Bumper Crop: Kool Keith

In this interview outtake, the Ultramagnetic MC discusses producers who misunderstand his style and origins.

Bumper Crop: Kool Keith

This is Bumper Crop, an experimental series of twice-monthly bite-sized CABBAGES emails featuring bonus material, exclusive content, sneak previews, and other bits n' bobs for top-tier paying subscribers to the newsletter. (Not a subscriber yet? Go fix that right now.)

I love talking to Kool Keith. An undisputed albeit often overlooked hip-hop legend, the Ultramagnetic MC has forged a unique path as a rapper, which makes conversation with him all the more compelling. Earlier this summer, in our second CABBAGES interview, he addressed a number of topics on his mind at the time, inclusive and separate from his latest solo album Black Elvis 2. Below you'll find some edited excerpts from our phone call that didn't make it into the originally published feature.

You see your personal production style as part of the legacy of funk music. But then there are these producers who send you beats that aren't really for you. It's like they have an idea in their head of what they want Kool Keith to sound like.

Kool Keith:  I'm just saying a lot of these guys out there want to give you something super eclectic to rap on. See, after [Dan The] Automator came out, that messed up a lot of those producers' heads. A lot of those producers were so into trying to get close to him and duplicate Dr. Octagon. They just kept going in the studio, not even thinking of being original themselves. I would've respected them for not trying to do Automator. A lot of those producers, they listened to Ultramagnetic and Funk Your Head Up, Black Elvis and Matthew and Dr. Dooom, but they didn't have it in them to make that kind of shit. When Automator made [Dr. Octagonecologyst], maybe that was the closest they could get–to make weird shit.

You got people that will give you a beat that they wouldn't give Rakim. They wouldn't give [Big Daddy] Kane that beat. They figure like, you're the most classified person for that beat. Even if it's the beat they got in their house, they saved it for 20 years, they're like, this beat right here is for Keith. I'm going to give it to him when I see him. This weird shit I created, this is something. I got it on my hard drive. I'm going to hide it under the bed. When I see Keith I'm going to give it to him. So I'm just thinking that's where their mind is at, basically.

There are people who have this wrong impression of you, that you'll only rap over "weird" beats or only do "weird" lyrics.

People got caught up in the press part of it instead of being like, okay, he did that project.
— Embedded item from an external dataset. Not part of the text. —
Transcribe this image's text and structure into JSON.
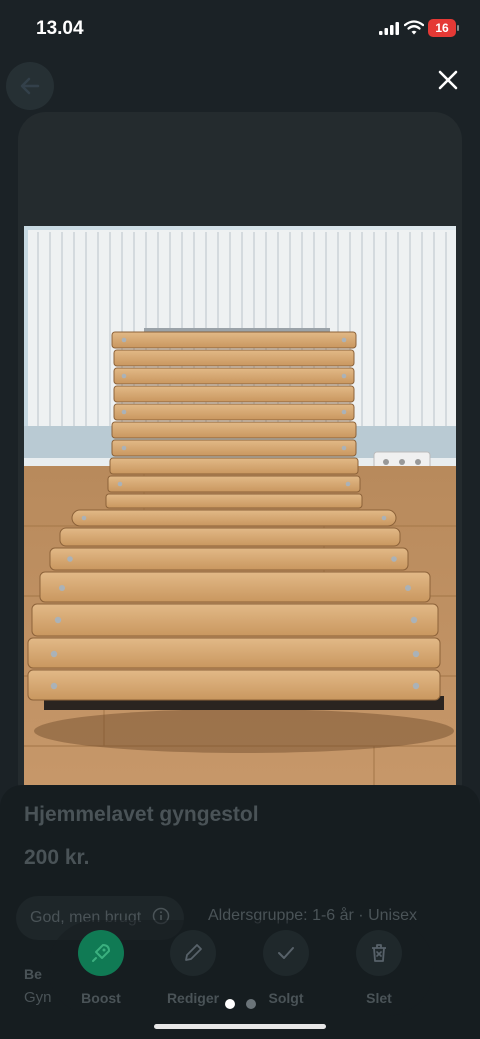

But some people fall in love with something and then they forget it the origins. With Octagon, they think my own career started in San Francisco, rapping on weird beats and skating down the hill on a San Francisco skateboard. And it backfired. They forgot this guy's from the Bronx, talks Bronx stuff. They want to erase it.

I guess they just figured Automator grabbed me out of my element, took me up to San Francisco–which we did. We locked into a project. We went up in the attic in the capsule and locked into a project, which I had to play a part. It was like Stephen King wrote a movie. I just played a part. Like, when you rap on a project, sometimes you play the part of the record. People sometimes take it serious, like, you should do all your tracks now like that. You know what I'm saying?